テニスの聖地、ロンドン郊外のオールイングランド・クラブが驚きと熱狂に包まれています。2019年07月05日、ウィンブルドン選手権の第5日目を迎え、女子シングルス3回戦で世界中を釘付けにするドラマが生まれました。今大会で最も注目を集めている弱冠15歳のコリ・ガウフ選手(アメリカ)が、スロベニアのポロナ・ヘルツォグ選手を相手に、3-6、7-6、7-5という壮絶なスコアで逆転勝利を飾ったのです。初出場ながらベスト16入りを果たすという、まさに漫画のような展開に観客は総立ちとなりました。
試合の内容は、まさに手に汗握る死闘と呼ぶにふさわしいものでした。第1セットを落とし、後がない状況から粘り強くボールを拾い続けたガウフ選手の精神力には、ベテラン選手のような風格さえ漂っています。相手のヘルツォグ選手も力強いストロークで攻め立てましたが、ここ一番での集中力が勝敗を分けたのでしょう。SNS上でも「15歳とは思えない勝負強さ」「テニス界に新しい時代が来た」といった驚きの声が溢れており、彼女の快進撃は今や社会現象といえるほどの盛り上がりを見せています。

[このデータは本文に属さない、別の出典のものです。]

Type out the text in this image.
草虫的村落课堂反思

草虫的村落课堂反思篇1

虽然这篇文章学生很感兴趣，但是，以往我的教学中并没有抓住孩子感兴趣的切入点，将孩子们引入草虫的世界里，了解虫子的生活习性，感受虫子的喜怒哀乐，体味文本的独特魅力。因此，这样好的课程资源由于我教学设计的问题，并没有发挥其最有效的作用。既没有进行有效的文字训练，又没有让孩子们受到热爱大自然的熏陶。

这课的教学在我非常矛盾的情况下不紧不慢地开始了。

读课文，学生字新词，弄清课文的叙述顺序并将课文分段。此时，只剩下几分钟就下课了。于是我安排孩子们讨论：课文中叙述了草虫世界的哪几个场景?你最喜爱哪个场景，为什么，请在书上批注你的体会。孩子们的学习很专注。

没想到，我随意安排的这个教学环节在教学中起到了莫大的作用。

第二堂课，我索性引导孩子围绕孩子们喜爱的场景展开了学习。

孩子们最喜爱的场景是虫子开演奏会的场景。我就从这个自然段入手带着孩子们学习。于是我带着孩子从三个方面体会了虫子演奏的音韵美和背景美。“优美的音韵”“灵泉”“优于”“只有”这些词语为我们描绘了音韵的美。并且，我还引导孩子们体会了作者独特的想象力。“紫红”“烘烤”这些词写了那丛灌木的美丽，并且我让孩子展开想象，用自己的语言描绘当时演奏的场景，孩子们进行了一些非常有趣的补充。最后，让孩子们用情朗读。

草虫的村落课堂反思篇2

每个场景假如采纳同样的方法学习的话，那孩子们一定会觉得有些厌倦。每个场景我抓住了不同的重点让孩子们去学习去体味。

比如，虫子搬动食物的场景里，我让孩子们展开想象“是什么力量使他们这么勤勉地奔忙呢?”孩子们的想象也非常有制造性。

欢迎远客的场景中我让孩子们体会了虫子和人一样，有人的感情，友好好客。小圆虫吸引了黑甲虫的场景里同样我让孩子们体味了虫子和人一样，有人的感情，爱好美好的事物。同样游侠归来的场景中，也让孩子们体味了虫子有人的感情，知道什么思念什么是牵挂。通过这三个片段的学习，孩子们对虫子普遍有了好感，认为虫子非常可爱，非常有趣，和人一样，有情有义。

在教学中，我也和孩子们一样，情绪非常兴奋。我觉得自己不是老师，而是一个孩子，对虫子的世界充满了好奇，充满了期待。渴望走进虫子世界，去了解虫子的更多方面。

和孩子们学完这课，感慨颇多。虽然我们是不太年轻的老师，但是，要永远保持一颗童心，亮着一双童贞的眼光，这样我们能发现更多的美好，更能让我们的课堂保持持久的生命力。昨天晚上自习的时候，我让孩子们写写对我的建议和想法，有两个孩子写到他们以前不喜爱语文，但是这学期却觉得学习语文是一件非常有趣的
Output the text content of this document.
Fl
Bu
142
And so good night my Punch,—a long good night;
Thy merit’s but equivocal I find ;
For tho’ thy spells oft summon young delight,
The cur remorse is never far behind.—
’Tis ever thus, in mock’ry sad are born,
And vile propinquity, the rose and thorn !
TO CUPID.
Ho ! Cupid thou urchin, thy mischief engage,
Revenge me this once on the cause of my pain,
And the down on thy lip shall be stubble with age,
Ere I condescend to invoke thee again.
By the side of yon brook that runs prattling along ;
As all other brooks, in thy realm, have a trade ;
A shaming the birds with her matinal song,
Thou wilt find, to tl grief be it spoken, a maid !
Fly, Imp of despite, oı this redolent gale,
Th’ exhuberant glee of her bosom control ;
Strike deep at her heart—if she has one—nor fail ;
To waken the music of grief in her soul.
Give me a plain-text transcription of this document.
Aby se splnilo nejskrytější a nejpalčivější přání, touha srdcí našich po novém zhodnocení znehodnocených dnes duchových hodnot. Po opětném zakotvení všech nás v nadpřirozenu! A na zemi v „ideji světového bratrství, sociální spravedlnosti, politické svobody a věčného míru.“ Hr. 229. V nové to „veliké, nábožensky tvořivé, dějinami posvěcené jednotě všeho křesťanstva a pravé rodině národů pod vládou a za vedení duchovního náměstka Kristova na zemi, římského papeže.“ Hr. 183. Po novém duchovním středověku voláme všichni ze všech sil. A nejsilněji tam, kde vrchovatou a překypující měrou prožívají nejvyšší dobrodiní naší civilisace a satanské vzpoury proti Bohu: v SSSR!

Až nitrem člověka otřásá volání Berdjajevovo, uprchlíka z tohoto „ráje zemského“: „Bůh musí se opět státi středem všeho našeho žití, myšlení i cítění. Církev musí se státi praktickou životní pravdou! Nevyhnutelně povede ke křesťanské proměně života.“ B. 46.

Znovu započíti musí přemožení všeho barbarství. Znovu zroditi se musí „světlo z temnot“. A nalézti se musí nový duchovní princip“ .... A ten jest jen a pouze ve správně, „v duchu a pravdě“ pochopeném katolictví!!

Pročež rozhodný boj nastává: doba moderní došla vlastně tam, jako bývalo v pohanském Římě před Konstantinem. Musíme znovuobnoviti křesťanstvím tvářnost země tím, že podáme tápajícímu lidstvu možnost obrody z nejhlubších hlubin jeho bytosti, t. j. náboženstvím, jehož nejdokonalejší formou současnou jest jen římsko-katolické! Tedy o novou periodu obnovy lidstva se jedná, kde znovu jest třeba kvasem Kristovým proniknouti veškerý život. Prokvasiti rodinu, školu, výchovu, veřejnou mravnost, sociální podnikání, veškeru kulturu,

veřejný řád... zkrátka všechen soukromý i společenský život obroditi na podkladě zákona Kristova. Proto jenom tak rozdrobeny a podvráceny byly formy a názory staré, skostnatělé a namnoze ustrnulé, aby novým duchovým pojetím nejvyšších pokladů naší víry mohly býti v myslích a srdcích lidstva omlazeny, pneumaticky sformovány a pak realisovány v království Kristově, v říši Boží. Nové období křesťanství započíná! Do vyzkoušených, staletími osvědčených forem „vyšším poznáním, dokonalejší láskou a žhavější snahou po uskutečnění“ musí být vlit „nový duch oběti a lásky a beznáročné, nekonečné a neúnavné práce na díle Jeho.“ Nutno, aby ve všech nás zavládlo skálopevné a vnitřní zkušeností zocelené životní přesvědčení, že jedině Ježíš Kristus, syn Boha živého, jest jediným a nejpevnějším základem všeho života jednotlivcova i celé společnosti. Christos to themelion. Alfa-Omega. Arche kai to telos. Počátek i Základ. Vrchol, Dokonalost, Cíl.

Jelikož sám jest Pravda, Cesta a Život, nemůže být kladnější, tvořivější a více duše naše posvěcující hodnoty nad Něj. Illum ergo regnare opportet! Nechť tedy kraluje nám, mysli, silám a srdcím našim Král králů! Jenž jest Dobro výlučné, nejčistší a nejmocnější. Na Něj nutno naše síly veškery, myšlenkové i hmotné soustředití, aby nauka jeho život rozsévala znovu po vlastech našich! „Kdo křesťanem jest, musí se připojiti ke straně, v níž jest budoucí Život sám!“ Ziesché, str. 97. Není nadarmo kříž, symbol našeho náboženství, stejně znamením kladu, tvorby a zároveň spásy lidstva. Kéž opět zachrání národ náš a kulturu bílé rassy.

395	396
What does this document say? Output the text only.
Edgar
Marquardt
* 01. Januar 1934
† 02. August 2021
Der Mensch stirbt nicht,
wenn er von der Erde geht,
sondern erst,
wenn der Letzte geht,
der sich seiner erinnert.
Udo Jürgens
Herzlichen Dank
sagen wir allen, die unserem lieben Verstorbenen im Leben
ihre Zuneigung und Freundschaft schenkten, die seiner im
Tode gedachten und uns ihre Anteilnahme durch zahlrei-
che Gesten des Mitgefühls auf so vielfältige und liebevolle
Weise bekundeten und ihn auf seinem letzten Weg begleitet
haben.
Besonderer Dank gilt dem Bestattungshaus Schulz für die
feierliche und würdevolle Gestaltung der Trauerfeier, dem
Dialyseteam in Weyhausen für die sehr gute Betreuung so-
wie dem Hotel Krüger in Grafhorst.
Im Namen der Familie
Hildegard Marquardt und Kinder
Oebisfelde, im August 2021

専門的な視点で解説しますと、この「逆転勝ち」は単なる偶然ではありません。テニスにおけるメンタル管理は非常に重要で、特にウィンブルドンのような伝統ある芝のコートでは、ボールの弾みが低く不規則になりやすいため、一瞬の動揺がミスに直結します。そんなプレッシャーの中で、10代半ばの選手が格上の相手を翻弄する姿は、技術を超えた才能の証明と言えるでしょう。編集部としても、彼女のプレーにはかつてのスター選手たちが持っていた「勝利を引き寄せるオーラ」を強く感じずにはいられません。
一方、同日の女子シングルスでは、第7シードのシモナ・ハレプ選手(ルーマニア)も圧倒的な強さを見せつけました。元世界ランキング1位のビクトリア・アザレンカ選手(ベラルーシ)に対し、6-3、6-1というストレート勝ちで格の違いを証明しています。かつて女王の座に君臨したアザレンカ選手を退けたハレプ選手の守備力と機動力は、今大会でも随一の完成度を誇っています。そして運命のいたずらか、次なる4回戦でこのハレプ選手が、快進撃を続ける15歳のガウフ選手と激突することになりました。
王者ジョコビッチの盤石な強さと錦織圭への期待
男子シングルスに目を向けると、世界1位の風格を漂わせるノバク・ジョコビッチ選手(セルビア)が、ポーランドのフベルト・フルカチュ選手を迎え撃ちました。第2セットをタイブレークの末に落とす場面もありましたが、最終的には7-5、6-7、6-1、6-4で勝利を収め、3年連続のベスト16進出を決めています。一度崩れかけても、瞬時に戦術を修正して主導権を奪い返す力は流石の一言です。王者の安定感は今大会でも揺るぎなく、このまま連覇へ突き進むのか注目が集まります。
そして日本のファンが最も待ち望んでいるのは、第8シードの錦織圭選手(日清食品)の登場でしょう。彼は2019年07月06日の午前11時(日本時間同日午後19時)から、世界ランキング71位のスティーブ・ジョンソン選手(アメリカ)との3回戦に挑みます。芝のシーズンは得意不得意が分かれますが、現在の錦織選手のコンディションは非常に良好に見えます。多彩なショットを駆使する彼のテニスが、強力なサーブを持つジョンソン選手をどう攻略するのか、日本中から熱い視線が注がれるはずです。
混合ダブルスでも嬉しいニュースが届いており、クリストファー・ルンカット選手と青山修子選手のペアが、フランスの強豪コンビを相手にフルセットの末に勝利しました。残念ながら青山市選手は女子ダブルスでは敗退してしまいましたが、この混合ダブルスでの勝利が次への弾みになることを願ってやみません。若手の台頭とベテランの意地が交錯する今年のウィンブルドンは、毎晩眠れないほどの興奮を私たちに届けてくれます。歴史が動く瞬間を、ぜひリアルタイムで見届けたいものですね。